On Data Driven SIRD Model of Delta and Omicron Variants of COVID-19

Authors

  • Aditya Firman Ihsan School of Computing, Telkom University, Bandung 40257, Indonesia

DOI:

https://doi.org/10.5614/cbms.2024.7.1.3

Keywords:

Compartmental model, SIRD model, SINDy, Data-driven model, Covid-19 variants

Abstract

The compartmental model stands as a cornerstone in quantitatively describing the transmission dynamics of diseases. Through a series of assumptions, this model can be formulated and subsequently validated against real-world conditions. Leveraging the abundance of COVID-19 data presently available, this study endeavors to reverse engineer the model construction process.
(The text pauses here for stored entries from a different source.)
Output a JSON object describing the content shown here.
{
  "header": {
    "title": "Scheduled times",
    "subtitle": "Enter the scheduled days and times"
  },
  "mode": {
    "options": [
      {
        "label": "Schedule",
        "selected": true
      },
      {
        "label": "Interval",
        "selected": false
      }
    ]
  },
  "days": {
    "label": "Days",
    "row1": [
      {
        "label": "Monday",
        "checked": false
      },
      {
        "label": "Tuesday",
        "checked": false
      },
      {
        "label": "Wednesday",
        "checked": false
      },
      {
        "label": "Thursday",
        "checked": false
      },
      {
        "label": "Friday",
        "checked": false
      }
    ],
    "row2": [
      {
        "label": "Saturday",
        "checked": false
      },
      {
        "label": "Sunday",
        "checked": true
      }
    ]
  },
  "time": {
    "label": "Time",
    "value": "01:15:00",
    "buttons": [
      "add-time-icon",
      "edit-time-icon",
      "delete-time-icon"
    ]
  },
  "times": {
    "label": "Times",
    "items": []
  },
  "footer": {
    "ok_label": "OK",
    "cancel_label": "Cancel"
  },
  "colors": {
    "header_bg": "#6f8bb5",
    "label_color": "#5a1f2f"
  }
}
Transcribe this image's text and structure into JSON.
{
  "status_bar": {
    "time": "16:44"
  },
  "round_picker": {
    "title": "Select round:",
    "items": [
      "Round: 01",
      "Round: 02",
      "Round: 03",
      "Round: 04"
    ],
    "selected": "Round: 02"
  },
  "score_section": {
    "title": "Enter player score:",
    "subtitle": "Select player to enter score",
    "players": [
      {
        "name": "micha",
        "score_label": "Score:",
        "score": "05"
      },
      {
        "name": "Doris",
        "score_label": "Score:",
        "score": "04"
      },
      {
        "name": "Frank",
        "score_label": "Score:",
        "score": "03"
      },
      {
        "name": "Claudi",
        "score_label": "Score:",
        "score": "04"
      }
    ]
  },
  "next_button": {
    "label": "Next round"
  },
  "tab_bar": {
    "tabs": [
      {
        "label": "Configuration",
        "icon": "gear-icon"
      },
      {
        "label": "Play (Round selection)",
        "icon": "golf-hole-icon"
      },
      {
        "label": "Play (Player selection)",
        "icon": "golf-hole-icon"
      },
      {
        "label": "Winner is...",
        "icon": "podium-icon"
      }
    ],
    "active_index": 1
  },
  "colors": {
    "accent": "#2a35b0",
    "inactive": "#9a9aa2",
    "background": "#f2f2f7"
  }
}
Specifically, we analyse the compartmental model governing two notable variants of COVID-19: Delta and Omicron, utilizing empirical data. Employing the SINDy method, we extract parameters that define the model by effectively fitting the available data. To ensure robustness, the obtained model undergoes validation via comparison with real-world data through numerical integration. Additionally, we conduct fine-tuning in regularization techniques and input features to refine model selection. The constructed model then undergoes thorough analysis to gain qualitative insights and interpretations regarding the transmission dynamics of COVID-19.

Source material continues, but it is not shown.